MEDIA mogul Sam Goldwyn once said: “A verbal contract isn’t worth the paper it’s written on.” By all accounts, Boris Johnson and his Rottweiler political assistant, Dominic Cummings, have much the same view of the British constitution.

They plan to take full advantage of the fact that the British constitution is unwritten.

One of its main flaws is that so much of it is based on convention. That is, it is grounded on the notion that we are all “good chaps” and a government in power will obey certain procedures or conventions, even though they are not strictly obliged to do so, provided the opposition do likewise when it is their turn to govern.

But now we are in a very different and dangerous situation, where the party in power intends to behave how it likes, regardless of what might have been deemed proper or improper in the past.

As Dr Andrew Blick and Peter Hennessy of the Constitution Society point out in their recent paper, Brexit And The Melting Of The British Constitution, pretty much everything is up for grabs.

They list the following areas that need attention: collective responsibility; the civil service; executive–parliament relations; the people and the constitution; political parties and the constitution; and the monarchy.

In their view, “the British Constitution seems to be in a more molten condition now than it has been at any other point in anyone’s lifetime. The experience of Brexit has raised or reopened a host of questions”.

In terms of the civil service, they are concerned that “there are signs that the existing model has been under pressure for some time’’. But Brexit could produce a different level of intensity of pressure. Brexit has demonstrated a danger of individual career officials being targeted for personal criticism.

They worry, too, about threats to the underlying principle of civil service impartiality, including open, competitive recruitment and promotion on merit.

And they are concerned that ministers might intervene more directly in appointments and import favoured candidates from outside.

This takes us back neatly to Rottweiler Cummings, for whom one suspects none of the above constitutional niceties mean much. Last week, the Financial Times reported that “Mr Johnson’s adviser, Dominic Cummings, says the prime minister could call an election before October 31 but hold it after that date, while in the meantime doing nothing to stop the UK leaving the EU on Halloween.

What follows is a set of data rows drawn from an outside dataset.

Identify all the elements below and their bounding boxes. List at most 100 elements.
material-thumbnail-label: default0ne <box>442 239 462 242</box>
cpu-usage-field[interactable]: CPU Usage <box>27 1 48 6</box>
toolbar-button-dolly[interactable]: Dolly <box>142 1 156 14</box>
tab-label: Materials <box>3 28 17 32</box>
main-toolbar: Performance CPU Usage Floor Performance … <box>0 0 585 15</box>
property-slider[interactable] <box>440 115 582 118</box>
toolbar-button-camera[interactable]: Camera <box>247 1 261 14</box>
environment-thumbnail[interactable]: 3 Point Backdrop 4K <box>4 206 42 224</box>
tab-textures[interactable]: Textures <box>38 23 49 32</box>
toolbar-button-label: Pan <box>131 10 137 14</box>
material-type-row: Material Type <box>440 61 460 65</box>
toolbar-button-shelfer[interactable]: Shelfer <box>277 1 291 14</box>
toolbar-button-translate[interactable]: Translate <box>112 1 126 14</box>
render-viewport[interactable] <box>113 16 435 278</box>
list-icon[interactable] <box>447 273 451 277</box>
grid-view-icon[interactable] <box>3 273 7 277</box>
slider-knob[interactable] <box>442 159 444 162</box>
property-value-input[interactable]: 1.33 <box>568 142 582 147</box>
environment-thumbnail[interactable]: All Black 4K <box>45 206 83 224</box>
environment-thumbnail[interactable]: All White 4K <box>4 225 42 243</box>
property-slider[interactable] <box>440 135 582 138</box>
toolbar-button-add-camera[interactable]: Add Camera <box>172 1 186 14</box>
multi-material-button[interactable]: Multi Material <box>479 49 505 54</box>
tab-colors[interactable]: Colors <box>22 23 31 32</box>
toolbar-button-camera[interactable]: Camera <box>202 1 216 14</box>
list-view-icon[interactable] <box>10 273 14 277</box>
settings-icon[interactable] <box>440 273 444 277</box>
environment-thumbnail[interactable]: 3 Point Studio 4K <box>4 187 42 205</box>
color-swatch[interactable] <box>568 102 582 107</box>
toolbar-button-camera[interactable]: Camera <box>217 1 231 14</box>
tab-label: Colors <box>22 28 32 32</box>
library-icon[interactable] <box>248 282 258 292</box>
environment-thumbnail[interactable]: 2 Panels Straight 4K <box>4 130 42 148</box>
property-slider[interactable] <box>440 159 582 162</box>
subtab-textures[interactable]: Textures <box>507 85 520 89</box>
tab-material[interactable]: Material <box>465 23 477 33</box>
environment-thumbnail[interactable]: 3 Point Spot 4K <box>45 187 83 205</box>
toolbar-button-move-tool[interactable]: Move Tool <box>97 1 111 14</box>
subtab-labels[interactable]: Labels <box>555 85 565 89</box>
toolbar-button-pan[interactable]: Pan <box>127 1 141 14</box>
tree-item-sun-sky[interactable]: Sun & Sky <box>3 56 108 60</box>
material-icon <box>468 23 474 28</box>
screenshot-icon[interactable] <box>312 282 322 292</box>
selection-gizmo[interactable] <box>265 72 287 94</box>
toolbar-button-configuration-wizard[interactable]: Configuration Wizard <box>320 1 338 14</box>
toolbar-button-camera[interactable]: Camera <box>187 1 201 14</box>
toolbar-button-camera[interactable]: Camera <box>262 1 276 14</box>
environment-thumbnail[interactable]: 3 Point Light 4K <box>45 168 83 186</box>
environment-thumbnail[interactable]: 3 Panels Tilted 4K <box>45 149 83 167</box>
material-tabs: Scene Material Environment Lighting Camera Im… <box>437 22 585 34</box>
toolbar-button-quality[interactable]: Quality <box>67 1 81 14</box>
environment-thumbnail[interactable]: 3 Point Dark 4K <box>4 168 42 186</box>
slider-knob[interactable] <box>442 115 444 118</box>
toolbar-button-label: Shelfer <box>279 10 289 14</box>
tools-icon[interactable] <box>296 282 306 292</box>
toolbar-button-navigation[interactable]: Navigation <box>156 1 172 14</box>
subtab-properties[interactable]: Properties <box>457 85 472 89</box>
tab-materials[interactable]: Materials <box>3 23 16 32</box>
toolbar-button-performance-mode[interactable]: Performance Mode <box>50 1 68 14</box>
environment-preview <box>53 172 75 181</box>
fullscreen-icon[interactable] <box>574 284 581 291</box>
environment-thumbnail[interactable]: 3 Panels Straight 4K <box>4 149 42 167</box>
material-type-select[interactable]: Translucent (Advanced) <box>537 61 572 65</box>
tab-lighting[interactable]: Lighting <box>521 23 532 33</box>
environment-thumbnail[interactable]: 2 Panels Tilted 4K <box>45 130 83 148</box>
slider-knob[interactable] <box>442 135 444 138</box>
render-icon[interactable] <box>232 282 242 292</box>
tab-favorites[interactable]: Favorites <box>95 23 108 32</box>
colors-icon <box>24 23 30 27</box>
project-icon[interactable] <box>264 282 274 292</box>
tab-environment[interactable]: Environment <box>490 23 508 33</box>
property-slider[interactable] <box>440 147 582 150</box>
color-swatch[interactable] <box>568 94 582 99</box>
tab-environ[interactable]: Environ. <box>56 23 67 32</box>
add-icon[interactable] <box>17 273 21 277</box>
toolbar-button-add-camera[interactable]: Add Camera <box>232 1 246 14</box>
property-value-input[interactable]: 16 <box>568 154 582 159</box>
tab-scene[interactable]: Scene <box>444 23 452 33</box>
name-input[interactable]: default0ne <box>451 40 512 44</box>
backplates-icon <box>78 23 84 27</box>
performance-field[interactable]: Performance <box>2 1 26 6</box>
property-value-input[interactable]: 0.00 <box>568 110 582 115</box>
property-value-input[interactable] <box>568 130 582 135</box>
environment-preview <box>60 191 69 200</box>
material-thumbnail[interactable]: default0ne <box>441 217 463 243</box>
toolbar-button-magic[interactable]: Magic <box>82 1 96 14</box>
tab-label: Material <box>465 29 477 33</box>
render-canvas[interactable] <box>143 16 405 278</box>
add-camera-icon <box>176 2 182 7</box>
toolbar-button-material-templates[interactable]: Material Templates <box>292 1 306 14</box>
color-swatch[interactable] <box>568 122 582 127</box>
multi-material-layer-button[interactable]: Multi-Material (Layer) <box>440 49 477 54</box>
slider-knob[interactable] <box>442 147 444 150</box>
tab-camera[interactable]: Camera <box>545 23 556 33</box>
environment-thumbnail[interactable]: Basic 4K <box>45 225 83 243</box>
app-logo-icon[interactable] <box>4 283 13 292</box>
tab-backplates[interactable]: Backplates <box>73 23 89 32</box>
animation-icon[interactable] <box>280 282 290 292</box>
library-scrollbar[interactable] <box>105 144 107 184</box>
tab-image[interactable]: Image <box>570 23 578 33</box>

That would tear up constitutional convention”.

The response from Brexiteers is that convention doesn’t matter. But that works both ways. The UK does not have a written constitution, but our system depends on political leaders respecting unwritten rules. If the Tory radicals rip up the rules, so can the opposition.

If Johnson were to press ahead, he would be plunging the country into a constitutional crisis.”

Almost daily there are reports in the media of yet another “constitutional crisis”. And each new “constitutional crisis” is followed by a range of opinions vainly trying to construe the extent of this crisis. What is noteworthy in all of this analysis is how rarely two opinions are the same. But how can it be otherwise? How can anyone provide a definitive answer when the subject material is spread over countless ancient documents and half-digested conventions?

This column has counselled that any new Scottish state needs to protect its values and principles in a written constitution. And we have pointed to failed states, whose failure in large part was made possible by the absence of constitutional constraints on government actions.

While we await the Scottish Government’s intentions, we may be about to see all too graphically what happens when a British government exploits the exceptionally vague constitutional controls in the UK.

Remember, the unwritten British constitution can be expressed in one sentence. It is whatever the government of the day – with a working majority – says it is. The government can literally make it up as it goes along. Witness the extraordinary efforts made to keep the DUP on board.

To sum up, by all reasonable measures that apply in other countries, the British Constitution is an oxymoron – a contradiction in terms.

Here is your reality: Brexit is happening in a country with winner-takes-all elections and no written constitution, where all our democratic and human rights depend solely on the goodwill, self-restraint, moderation and moral responsibility of the party of government.

Given that, I will ask you to discern how much “goodwill”, “self-restraint”, “moderation” and “moral responsibility” the UK Government has shown in its recent dealings

with Scotland. Precious little, most would say.

We may have seen only the tip of the constitutional iceberg the UK is heading towards. The British Constitution may be well on its way to becoming a Brutish Constitution.